Computer Laboratory

Course pages 2015–16

Network Architectures

Principal lecturer: Prof Jon Crowcroft
Taken by: MPhil ACS, Part III
Code: R02
Hours: 16
Prerequisites: Undergraduate courses in computer networks and security

Aims

This module aims to provide the world with more network architects. The 2011-2012 version was oriented around the evolution of IP to support new services like multicast, mobility, multihoming, pub/sub and, in general, data oriented networking.

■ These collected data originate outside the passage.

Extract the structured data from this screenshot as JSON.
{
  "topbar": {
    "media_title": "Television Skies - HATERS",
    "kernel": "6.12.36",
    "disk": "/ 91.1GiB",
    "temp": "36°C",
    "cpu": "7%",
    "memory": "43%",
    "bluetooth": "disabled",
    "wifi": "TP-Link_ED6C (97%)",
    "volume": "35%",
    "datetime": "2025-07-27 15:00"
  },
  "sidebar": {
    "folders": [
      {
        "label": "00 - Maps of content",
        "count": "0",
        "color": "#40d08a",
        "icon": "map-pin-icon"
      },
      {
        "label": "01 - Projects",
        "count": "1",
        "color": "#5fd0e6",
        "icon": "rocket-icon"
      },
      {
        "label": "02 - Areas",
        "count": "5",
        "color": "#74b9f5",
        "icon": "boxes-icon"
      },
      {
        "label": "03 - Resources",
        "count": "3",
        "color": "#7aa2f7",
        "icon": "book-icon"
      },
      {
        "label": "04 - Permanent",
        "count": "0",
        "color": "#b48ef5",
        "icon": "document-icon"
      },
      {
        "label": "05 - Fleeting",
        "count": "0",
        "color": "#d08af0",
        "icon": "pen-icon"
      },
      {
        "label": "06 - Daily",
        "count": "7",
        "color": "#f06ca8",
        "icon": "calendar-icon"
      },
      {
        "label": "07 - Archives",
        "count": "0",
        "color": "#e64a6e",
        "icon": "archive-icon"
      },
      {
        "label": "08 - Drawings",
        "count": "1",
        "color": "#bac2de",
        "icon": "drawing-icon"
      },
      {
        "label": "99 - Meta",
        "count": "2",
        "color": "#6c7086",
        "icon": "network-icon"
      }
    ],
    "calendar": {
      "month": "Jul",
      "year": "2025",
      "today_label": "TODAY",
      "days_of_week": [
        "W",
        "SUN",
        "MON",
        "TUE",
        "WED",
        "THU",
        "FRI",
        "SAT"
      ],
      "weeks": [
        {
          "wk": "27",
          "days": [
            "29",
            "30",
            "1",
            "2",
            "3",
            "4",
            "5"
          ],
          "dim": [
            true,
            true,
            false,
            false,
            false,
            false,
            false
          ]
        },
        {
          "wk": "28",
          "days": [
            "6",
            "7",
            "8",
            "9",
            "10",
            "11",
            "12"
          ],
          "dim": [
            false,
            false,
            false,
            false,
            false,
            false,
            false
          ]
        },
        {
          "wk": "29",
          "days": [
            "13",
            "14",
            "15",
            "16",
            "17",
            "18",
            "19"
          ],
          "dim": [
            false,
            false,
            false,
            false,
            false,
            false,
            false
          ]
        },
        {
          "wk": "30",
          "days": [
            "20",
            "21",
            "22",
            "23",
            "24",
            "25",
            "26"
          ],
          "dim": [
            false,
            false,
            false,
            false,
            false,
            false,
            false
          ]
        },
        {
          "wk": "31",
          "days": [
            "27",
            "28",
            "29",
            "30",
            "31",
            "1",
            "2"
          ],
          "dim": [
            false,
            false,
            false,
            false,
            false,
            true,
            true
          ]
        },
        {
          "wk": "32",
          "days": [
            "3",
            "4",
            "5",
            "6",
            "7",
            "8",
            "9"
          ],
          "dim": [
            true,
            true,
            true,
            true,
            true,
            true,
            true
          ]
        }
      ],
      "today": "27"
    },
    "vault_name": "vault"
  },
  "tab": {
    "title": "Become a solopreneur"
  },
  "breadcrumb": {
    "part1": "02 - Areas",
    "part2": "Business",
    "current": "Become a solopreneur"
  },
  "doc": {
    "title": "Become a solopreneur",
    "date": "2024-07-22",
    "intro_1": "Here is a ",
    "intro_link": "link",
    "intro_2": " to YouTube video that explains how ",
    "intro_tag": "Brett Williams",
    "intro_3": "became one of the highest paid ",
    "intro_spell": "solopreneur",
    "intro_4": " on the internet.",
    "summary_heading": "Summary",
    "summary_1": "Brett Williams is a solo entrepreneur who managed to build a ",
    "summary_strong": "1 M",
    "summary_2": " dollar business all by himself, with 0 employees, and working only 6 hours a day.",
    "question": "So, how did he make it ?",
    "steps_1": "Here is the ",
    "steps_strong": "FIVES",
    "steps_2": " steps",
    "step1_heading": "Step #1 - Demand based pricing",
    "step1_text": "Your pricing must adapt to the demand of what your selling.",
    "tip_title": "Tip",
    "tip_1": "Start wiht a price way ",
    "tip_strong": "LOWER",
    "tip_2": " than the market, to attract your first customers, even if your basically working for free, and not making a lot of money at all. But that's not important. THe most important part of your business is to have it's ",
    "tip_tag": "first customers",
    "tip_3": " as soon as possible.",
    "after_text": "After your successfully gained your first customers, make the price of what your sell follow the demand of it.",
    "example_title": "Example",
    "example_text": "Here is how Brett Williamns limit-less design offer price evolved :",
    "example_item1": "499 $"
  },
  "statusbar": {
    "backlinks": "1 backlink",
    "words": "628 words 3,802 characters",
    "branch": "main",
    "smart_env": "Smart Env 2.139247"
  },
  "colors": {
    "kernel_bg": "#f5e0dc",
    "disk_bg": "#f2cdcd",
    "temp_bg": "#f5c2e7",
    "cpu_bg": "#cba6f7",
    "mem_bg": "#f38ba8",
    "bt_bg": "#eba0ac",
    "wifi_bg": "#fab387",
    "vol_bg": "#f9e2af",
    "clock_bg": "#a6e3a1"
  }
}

The course is a paper reading which puts the onus on the student to do the work.

Syllabus

  • IPng [2 lectures, Jon Crowcroft]
  • New Architectures [2 lectures, Jon Crowcroft]
  • Multicast [2 lectures, Jon Crowcroft]
  • Content Distribution and Content Centric Networks [2 lectures, Jon Crowcroft]
  • Resource Pooling [2 lectures, Jon Crowcroft]
  • Green Networking [2 lectures, Jon Crowcroft]
  • Alternative Router Implementions [2 lectures, Jon Crowcroft]
  • Data Center Networks [2 Lectures, Jon Crowcroft]

Objectives

On completion of this module, students should be able to:

  • contribute to new network system designs;
  • engineer evolutionary changes in network systems;
  • identify and repair architectural design flaws in networked systems;
  • see that there are no perfect solutions (aside from academic ones) for routing, addressing, naming;
  • understand tradeoffs in modularisation and other pressures on clean software systems implementation, and see how the world is changing the proper choices in protocol layering, or non layered or cross-layered.

Coursework

Assessment is through three graded essays (each chosen individually from a number of suggested or student-chosen topics), as follows:

  1. Analysis of two different architectures for a particular scenario in terms of cost/performance tradeoffs for some functionality and design dimension, for example:
    • ATM – e.g. for hardware versus software tradeoff
    • IP – e.g. for mobility, multi-homing, multicast, multipath
    • 3GPP – e.g. for plain complexity versus complicatedness
  2. A discursive essay on a specific communications systems component, in a particular context, such as ad hoc routing, or wireless sensor networks.
  3. A bespoke network design for a narrow, well specified specialised target scenario, for example:
    • A customer baggage tracking network for an airport.
    • in-flight entertainment system.
    • in-car network for monitoring and control.
    • inter-car sensor/control network for automatic highways.

Practical work

This course does not feature any implementation work due to time constraints.

Assessment

  • Three 1,200-word essays (worth 25% each), and
  • an annotated bibliography (25%).

Recommended reading

Pre-course reading:

Keshav, S. (1997). An engineering approach to computer networking. Addison-Wesley (1st ed.). ISBN 0201634422
Peterson, L.L. & Davie, B.S. (2007). Computer networks: a systems approach. Morgan Kaufmann (4th ed.).

Design patterns:

Day, John (2007). Patterns in network architecture: a return to fundamentals. Prentice Hall.

Example systems:

Krishnamurthy, B. & Rexford, J. (2001). Web protocols and practice: HTTP/1.1, Networking protocols, caching, and traffic measurement. Addison-Wesley.

Economics and networks:

Frank, Robert H. (2008). The economic naturalist: why economics explains almost everything.

Papers:

Certainly, a collection of papers (see ACM CCR which publishes notable network researchers' favourite ten papers every 6 months or so).

Note:

R02 Network Architectures cannot be taken in conjunction with L100 Introduction to Natural Language Processing in 2012-13.